The peculiar thing is that now I've heard the song about 500 times, I'm beginning to think that Bob might have a point. It does have a certain something. In fact, I've even begun to twiddle round with some of Bob's favourite country tunes on my guitar. Bob falls into a state of absolute bliss when I do this: his face lights up with pleasure, he sways joyfully, and he waves his little hands in the air. When I stop playing, his face crumples up, and he breaks off into heart-rending sobs. It's such a shame that audiences never did that when I was a proper musician.
Above: The author plays country music while his fan club looks on adoringly.
At any rate, despite his dubious taste in music, Bob appears to be otherwise normal. Between bouts of screaming (which are gradually getting less frequent), he leads a busy and action-filled life.
Perhaps his happiest moments are spent rifling through the recycling bin in order to drink the dregs from my beer bottles, but he also enjoys such pursuits as: poking paper-clips into electrical sockets; crawling precariously down flights of stairs; and having protracted 'my parents don't understand me' conversations with his close personal friend, Adrian the Rabbit.

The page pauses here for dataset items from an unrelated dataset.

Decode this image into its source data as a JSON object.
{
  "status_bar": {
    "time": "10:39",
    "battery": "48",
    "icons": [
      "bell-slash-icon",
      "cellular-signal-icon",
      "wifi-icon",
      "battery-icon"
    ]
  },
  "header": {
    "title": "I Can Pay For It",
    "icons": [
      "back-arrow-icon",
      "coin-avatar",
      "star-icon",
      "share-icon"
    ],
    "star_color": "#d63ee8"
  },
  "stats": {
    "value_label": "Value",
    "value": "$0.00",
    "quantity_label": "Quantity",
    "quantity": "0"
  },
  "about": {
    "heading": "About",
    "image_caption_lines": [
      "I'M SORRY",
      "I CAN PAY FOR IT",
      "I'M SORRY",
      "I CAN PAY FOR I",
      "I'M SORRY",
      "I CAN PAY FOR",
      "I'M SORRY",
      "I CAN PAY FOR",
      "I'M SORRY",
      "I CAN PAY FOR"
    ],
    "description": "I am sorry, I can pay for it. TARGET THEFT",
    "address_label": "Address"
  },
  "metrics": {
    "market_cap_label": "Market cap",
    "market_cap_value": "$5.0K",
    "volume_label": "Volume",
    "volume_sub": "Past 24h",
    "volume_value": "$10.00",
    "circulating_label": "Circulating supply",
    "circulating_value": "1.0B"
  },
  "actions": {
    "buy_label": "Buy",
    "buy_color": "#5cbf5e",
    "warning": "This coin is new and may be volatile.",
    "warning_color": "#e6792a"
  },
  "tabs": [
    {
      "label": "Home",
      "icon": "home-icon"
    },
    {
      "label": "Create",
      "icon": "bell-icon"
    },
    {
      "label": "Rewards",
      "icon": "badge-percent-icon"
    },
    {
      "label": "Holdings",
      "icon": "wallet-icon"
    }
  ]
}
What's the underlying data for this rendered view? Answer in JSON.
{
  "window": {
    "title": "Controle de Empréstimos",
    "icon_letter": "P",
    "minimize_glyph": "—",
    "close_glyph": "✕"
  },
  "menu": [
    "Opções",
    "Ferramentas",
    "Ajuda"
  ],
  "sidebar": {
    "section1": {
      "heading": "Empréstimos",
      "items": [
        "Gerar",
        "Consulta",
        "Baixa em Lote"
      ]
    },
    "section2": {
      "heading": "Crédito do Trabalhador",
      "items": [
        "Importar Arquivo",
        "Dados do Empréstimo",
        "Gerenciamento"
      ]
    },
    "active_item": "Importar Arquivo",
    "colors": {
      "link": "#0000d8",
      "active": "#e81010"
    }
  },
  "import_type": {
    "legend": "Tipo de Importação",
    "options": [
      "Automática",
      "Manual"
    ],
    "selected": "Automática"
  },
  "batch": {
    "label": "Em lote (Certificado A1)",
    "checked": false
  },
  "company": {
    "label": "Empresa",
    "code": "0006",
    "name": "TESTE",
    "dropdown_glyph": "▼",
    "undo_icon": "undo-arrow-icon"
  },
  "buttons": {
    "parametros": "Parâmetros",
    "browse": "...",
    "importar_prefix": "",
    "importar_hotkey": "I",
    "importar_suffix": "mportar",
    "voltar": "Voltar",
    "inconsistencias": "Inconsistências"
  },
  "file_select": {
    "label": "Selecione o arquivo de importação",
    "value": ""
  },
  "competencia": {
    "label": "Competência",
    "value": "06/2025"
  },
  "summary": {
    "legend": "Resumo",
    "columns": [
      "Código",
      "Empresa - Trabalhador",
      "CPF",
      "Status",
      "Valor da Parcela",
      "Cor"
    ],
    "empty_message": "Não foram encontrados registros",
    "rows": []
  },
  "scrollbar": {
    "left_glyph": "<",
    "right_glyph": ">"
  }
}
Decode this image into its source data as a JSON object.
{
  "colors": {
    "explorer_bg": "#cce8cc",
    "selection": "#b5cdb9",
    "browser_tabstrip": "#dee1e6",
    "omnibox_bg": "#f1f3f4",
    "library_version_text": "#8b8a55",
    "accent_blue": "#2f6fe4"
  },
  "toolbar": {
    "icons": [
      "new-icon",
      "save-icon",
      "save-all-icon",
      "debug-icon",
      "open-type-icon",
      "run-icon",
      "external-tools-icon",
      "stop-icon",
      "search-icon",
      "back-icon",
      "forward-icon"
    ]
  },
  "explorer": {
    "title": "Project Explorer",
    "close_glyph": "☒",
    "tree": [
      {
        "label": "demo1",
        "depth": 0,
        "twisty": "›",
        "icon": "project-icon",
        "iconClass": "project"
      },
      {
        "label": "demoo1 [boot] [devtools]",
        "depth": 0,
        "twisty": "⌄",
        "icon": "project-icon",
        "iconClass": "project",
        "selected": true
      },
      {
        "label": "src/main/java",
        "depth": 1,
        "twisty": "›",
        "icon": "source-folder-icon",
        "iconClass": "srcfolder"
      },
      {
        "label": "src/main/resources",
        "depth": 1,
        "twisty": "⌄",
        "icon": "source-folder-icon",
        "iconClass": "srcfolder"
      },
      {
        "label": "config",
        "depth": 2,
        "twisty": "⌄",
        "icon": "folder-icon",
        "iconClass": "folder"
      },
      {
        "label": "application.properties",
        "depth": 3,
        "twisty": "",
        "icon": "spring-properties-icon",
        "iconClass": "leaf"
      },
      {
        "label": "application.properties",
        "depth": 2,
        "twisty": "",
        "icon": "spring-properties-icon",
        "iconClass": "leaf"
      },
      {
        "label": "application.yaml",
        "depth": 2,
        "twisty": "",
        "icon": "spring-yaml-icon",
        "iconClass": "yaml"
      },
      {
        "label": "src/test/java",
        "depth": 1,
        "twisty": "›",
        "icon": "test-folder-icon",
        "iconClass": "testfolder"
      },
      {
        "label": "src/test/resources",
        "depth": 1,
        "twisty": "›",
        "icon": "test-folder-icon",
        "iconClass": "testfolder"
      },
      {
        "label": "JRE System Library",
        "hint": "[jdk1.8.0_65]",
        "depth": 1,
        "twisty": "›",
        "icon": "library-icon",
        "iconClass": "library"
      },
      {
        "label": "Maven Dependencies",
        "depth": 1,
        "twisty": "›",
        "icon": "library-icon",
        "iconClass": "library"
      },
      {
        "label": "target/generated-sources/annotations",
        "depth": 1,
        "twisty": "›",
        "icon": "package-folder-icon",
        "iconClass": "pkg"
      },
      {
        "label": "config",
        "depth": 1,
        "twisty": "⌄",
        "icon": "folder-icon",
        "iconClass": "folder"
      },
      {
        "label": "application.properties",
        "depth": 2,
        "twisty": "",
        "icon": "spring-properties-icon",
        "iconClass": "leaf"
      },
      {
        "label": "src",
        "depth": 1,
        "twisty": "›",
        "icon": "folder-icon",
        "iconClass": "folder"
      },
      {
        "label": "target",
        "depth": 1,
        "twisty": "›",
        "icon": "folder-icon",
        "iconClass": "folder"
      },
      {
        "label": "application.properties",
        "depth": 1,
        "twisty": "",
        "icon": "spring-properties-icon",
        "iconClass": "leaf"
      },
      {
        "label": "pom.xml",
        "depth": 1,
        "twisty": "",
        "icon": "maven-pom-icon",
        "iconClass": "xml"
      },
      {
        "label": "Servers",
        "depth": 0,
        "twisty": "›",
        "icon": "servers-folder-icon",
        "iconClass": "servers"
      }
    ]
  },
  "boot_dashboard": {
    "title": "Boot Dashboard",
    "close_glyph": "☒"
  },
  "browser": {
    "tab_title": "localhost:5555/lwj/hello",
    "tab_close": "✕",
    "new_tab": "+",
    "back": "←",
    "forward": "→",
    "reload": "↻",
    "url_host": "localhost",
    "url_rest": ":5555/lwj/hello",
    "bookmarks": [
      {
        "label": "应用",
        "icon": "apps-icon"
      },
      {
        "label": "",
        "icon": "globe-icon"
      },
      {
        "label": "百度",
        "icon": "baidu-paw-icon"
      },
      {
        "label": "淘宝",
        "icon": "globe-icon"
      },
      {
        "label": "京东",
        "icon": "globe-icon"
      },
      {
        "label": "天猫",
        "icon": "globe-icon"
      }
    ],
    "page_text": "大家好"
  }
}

Above: Deep in conversation with Adrian the Rabbit.
All in all, I think that things could really be much worse. Now that he's out of his Rodney Hide phase, Bob has returned to his original good looks. In fact, impressed with Bob's movie-star appearance, an eminent academic pointed out to me that it's much more sensible to have handsome badly-behaved babies than well-behaved ugly ones.
Behavioural therapy, she explained, will almost certainly fall under the umbrella of the public health system -- whereas cosmetic surgery is still very much a privately-funded procedure.